On February 8th, Steve Tessler presented “Using Microsoft Access for Data Processing: Managing ‘ELT’ with a Staging Area Approach.” I wasn’t able to attend this meeting, but the slides and meeting are posted in the DMWG space.
The slides explain more general concepts regardless of the Microsoft Access tool. Here, “ELT” stands for Extract, Transform, Load - one of the most common sets of activities in data processing.
Take-home message for repeatibility is to Save a process, not Intermediate data.

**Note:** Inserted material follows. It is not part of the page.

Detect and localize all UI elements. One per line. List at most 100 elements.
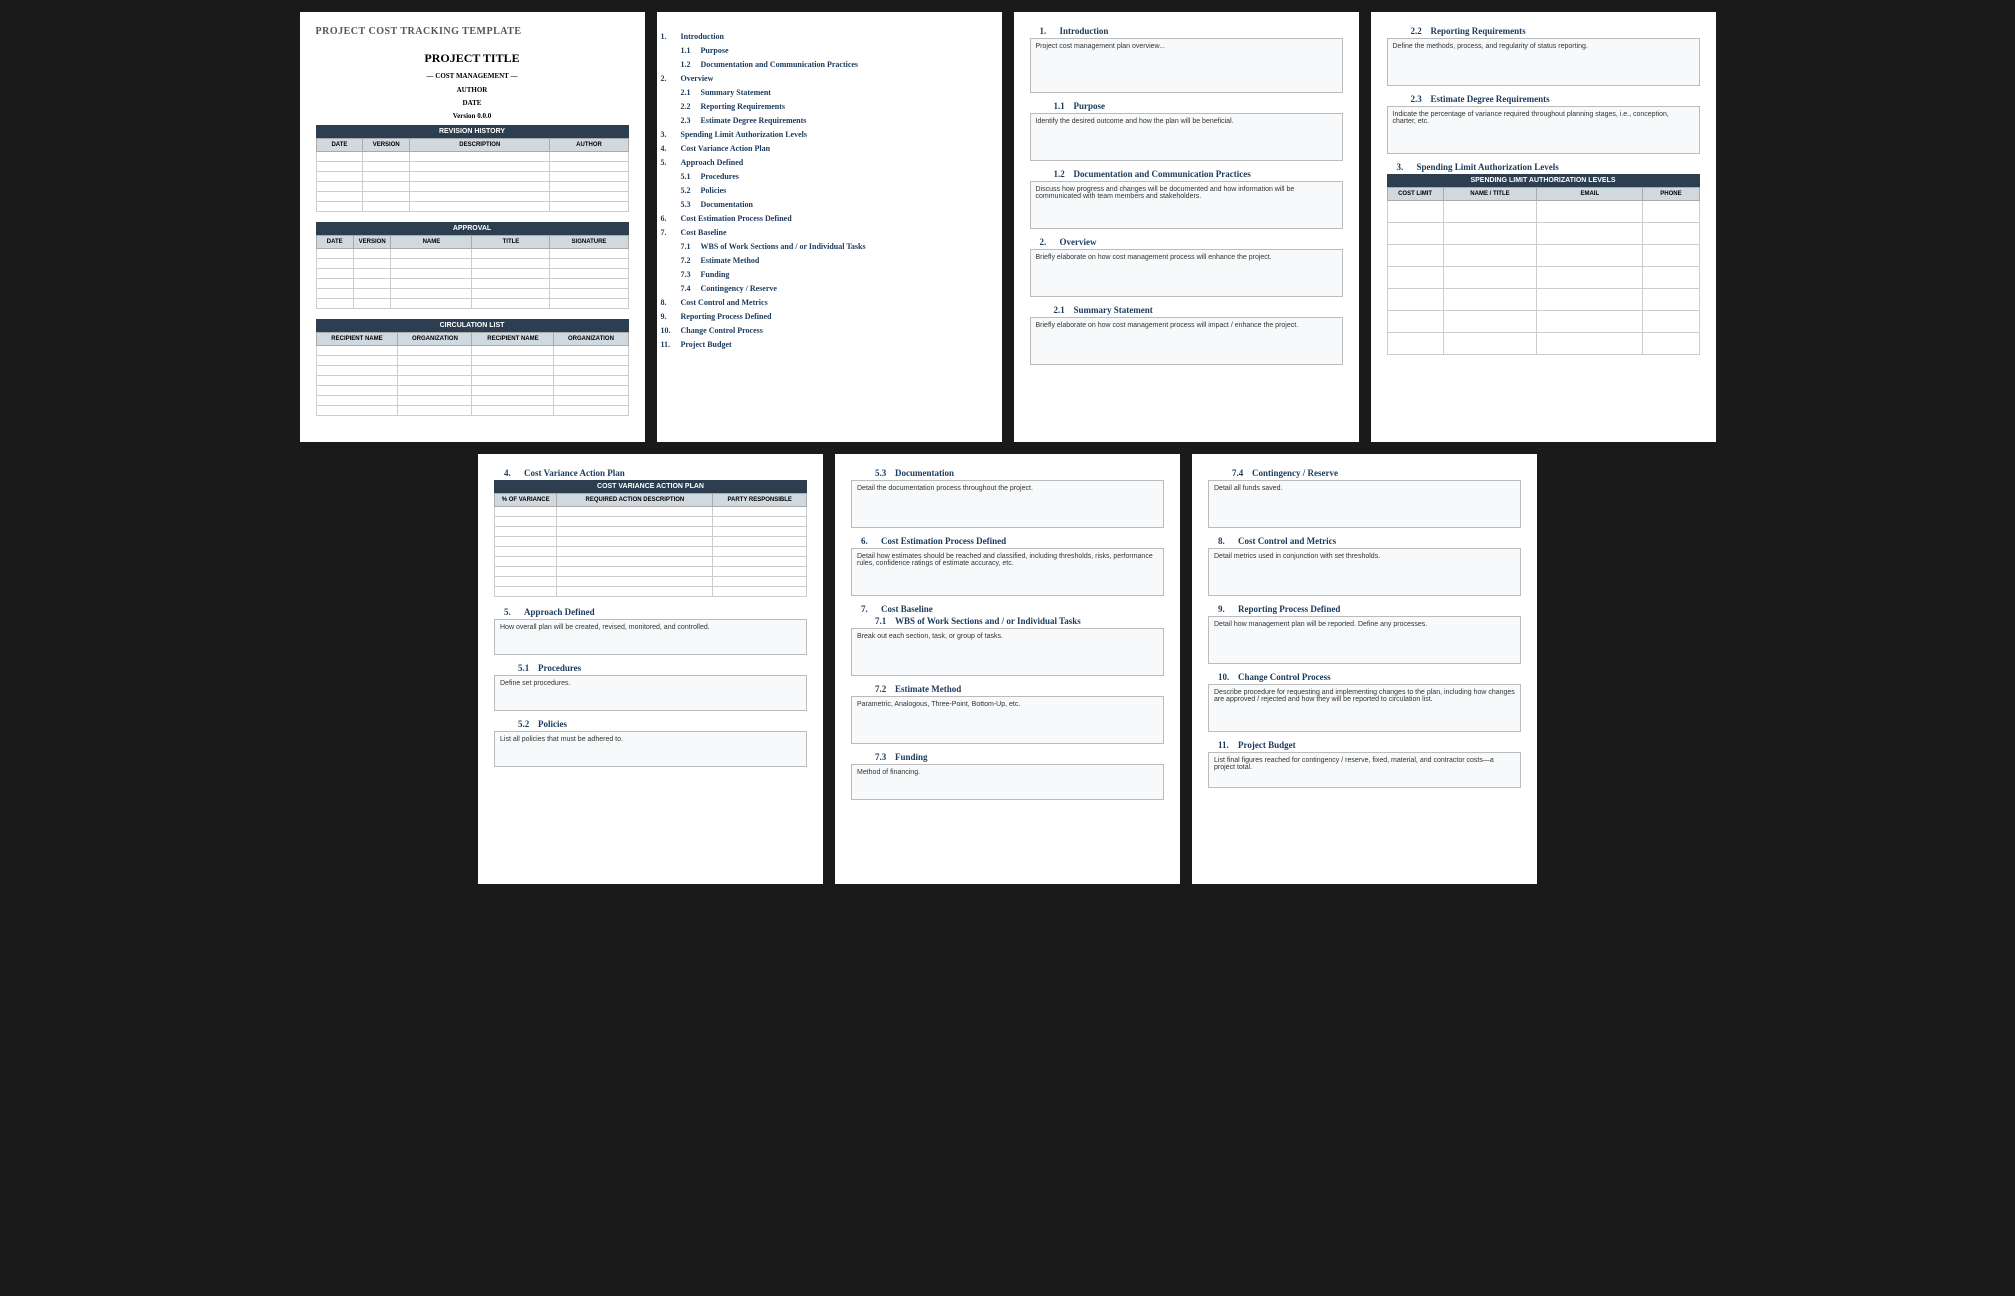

From the presentation: What you need to do when you process data:
Learn a Scripting Language, and knowing SQL is very useful
Create a sequence of process actions to do your work, & clean-up
Document each step of your data-handling as Process Metadata
Share the process, not the files
Also - USGS Public Access Plan for OSTP is posted! http://www.usgs.gov/quality_integrity/open_access/default.asp
The Semantic Web Working Group met on February 11 and discussed Using a Vocabulary Service for Secondary Metadata Validation: Peter Schweitzer has modified an online metadata validator to use the vocabulary services to check the accuracy of keywords in metadata fields.
Whenever I call into the SMWG I always mention how I’m just there to try to learn more because I’m really a novice when it comes to Semantic Web.
Some links noted down by this novice:
USGS Thesaurus (Science Topics): a browsable index of web resources specifically intended to help people outside USGS find information on USGS web sites without specific knowledge of the organizational structure and operations of the USGS
USGS Thesaurus Web Services: services that enable web pages to obtain detailed information about thesaurus terms for use in dynamic web interfaces
Terms from multiple thesauri: an example of a web page using the USGS Thesaurus Web Services.